Interfacial catalytic degradation mechanism of n-hexane over polyhedral Co3O4 nanocatalysts derived from topotactic condensation of ZIF-67

Abstract

The development of efficient catalytic degradation of volatile organic compounds (VOCs) over nanostructured metal oxide catalysts with a polyhedral structure and anisotropic texture is in demand. Herein, a one-pot and scalable method is reported to synthesize polyhedral Co₃O₄ nanostructured-catalysts, which are involved in topotactic condensation of zeolitic imidazolate framework-67 (ZIF-67) through a pyrolysis-induced procedure. This condensation does not alter the topology of ZIF-67 precursors, thus it can be regarded as topotactic.

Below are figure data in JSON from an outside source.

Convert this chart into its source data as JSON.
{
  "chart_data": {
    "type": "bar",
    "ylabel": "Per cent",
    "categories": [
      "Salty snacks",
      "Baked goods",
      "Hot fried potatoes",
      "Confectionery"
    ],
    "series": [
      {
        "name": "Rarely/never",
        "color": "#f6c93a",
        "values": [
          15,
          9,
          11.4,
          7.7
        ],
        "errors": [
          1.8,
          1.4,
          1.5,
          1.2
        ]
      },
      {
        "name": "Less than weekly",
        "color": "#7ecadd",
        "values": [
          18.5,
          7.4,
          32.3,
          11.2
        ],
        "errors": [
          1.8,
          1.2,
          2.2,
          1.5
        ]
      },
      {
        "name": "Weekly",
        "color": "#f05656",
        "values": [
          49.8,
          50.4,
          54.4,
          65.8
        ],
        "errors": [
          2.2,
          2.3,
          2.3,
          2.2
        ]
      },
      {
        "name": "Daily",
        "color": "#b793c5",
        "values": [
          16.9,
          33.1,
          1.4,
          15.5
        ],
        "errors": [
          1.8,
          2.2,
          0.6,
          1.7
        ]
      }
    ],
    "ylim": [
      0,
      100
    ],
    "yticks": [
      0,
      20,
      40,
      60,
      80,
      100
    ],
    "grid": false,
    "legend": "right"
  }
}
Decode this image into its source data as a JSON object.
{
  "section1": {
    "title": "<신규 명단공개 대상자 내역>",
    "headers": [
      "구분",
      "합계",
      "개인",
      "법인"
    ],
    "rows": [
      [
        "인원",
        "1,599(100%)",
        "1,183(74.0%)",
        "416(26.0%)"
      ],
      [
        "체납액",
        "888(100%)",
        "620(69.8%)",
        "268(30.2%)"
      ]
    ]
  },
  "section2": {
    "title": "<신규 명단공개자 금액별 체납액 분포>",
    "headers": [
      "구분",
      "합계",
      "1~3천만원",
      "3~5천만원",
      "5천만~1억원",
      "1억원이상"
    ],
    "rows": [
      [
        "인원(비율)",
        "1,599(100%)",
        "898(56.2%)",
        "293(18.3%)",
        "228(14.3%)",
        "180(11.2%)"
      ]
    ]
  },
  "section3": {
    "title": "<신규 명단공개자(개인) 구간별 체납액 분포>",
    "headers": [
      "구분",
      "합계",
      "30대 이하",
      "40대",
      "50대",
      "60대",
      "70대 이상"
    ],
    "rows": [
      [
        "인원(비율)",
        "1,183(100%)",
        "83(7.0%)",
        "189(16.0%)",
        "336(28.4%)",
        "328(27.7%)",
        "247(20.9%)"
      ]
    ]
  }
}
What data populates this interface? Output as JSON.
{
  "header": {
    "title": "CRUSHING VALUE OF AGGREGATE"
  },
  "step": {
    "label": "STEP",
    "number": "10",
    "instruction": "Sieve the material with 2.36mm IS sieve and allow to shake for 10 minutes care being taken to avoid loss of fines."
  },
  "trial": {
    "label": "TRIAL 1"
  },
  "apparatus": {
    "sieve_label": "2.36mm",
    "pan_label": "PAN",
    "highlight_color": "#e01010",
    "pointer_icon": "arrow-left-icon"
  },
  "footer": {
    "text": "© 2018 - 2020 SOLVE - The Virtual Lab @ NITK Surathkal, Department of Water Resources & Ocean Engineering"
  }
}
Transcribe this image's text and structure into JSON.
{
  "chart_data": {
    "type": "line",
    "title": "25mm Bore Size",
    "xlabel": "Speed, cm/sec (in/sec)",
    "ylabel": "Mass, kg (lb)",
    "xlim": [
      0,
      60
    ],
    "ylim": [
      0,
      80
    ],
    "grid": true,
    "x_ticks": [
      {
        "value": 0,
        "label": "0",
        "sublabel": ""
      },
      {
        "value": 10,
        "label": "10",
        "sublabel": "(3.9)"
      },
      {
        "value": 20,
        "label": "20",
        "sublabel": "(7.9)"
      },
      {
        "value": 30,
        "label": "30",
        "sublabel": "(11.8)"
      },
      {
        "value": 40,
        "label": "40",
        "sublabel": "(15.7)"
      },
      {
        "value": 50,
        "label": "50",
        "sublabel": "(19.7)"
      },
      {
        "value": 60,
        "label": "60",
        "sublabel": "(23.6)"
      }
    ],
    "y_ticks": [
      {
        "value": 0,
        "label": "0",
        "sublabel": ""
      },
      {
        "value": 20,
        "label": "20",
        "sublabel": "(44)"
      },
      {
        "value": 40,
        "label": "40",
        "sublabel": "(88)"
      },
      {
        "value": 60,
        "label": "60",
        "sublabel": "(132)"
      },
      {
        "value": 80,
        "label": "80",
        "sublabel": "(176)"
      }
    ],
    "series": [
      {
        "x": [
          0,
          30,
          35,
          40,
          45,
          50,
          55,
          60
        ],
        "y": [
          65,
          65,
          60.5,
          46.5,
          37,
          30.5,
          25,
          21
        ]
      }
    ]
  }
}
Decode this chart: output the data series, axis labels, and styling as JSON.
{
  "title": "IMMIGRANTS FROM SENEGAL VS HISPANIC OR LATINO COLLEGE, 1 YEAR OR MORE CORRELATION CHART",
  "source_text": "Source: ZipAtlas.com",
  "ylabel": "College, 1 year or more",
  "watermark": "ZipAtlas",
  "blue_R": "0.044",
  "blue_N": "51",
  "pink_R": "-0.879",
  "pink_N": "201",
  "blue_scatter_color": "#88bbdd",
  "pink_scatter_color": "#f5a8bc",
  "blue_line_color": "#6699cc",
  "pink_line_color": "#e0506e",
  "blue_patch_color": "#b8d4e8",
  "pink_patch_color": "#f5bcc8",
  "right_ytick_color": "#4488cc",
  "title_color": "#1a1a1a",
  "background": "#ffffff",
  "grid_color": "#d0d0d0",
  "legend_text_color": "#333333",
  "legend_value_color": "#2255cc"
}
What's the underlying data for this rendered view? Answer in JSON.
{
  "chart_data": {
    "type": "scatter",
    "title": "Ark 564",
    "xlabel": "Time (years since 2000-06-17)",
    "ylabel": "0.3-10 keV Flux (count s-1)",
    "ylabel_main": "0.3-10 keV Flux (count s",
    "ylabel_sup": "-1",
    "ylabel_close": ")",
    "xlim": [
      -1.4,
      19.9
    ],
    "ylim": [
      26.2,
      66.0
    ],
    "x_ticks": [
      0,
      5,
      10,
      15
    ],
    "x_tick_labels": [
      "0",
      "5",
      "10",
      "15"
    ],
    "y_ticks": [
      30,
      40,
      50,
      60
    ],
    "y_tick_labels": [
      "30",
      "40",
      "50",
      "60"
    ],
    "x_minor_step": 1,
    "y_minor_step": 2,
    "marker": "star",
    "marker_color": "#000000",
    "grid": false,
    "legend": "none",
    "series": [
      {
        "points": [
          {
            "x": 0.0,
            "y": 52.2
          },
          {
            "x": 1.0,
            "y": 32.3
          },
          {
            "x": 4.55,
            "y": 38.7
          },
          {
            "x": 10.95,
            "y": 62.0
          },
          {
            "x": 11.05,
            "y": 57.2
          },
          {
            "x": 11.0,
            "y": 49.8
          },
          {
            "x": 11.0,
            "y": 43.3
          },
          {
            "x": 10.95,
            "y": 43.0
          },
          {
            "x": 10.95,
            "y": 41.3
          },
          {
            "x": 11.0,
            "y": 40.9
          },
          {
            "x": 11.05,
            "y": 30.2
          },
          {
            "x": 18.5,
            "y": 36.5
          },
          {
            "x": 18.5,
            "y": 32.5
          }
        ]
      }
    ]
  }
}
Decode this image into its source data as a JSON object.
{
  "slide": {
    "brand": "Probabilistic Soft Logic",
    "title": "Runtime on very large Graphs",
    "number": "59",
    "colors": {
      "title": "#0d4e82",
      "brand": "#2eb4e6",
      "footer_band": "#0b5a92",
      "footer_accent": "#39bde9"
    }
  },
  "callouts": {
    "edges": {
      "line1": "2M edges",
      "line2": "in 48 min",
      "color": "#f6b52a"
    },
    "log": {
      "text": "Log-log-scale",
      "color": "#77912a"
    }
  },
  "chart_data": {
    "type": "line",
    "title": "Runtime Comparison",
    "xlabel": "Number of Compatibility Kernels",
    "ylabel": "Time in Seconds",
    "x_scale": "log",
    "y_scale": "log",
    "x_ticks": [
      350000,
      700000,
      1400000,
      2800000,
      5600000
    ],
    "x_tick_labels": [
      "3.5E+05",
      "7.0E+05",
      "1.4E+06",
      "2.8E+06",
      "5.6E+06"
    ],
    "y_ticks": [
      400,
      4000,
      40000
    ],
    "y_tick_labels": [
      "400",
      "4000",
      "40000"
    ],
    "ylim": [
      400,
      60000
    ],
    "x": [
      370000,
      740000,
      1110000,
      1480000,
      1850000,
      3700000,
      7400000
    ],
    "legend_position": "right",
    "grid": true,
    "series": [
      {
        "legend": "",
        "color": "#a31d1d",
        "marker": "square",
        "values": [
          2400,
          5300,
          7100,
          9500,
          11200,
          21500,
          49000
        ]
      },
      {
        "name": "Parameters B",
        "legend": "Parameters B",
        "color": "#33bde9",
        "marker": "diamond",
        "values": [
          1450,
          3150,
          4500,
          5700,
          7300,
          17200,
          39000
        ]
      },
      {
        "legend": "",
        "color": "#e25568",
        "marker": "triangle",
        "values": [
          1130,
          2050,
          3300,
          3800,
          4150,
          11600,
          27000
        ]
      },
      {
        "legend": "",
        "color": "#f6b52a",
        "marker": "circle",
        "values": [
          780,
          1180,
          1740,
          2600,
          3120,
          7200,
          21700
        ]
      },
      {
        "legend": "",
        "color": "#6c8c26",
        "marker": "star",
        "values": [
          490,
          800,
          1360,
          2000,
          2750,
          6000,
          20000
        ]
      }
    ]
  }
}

The optimally prepared Co₃O₄-300 derived from ZIF-67 shows high catalytic performance for n-hexane oxidation with a T₉₀ of 196 °C at a gas hourly space velocity (GHSV) of 60 000 mL g⁻¹ h⁻¹, superior to commercial Pt/Al₂O₃. In addition, this catalyst also demonstrates satisfactory catalytic stability after five successive cycles of heating–cooling tests, excellent long-term durability after 90 h of on-stream reaction and strong resistance to water vapor and CO₂. Experimental results indicate that the topotactic polyhedral morphology, abundant acid sites and oxygen vacancies are beneficial for n-hexane oxidation. The interfacial catalytic degradation mechanism of n-hexane over Co₃O₄ nanocatalysts could be explained by a progressive transition from the Langmuir–Hinshelwood (L–H) model to Mars–van Krevelen (MvK) model. This work may provide a new strategy for rational design and synthesis of metal oxide nanocatalysts enabled by topotactic condensation of metal organic frameworks for catalytic degradation of typical VOCs in real environments.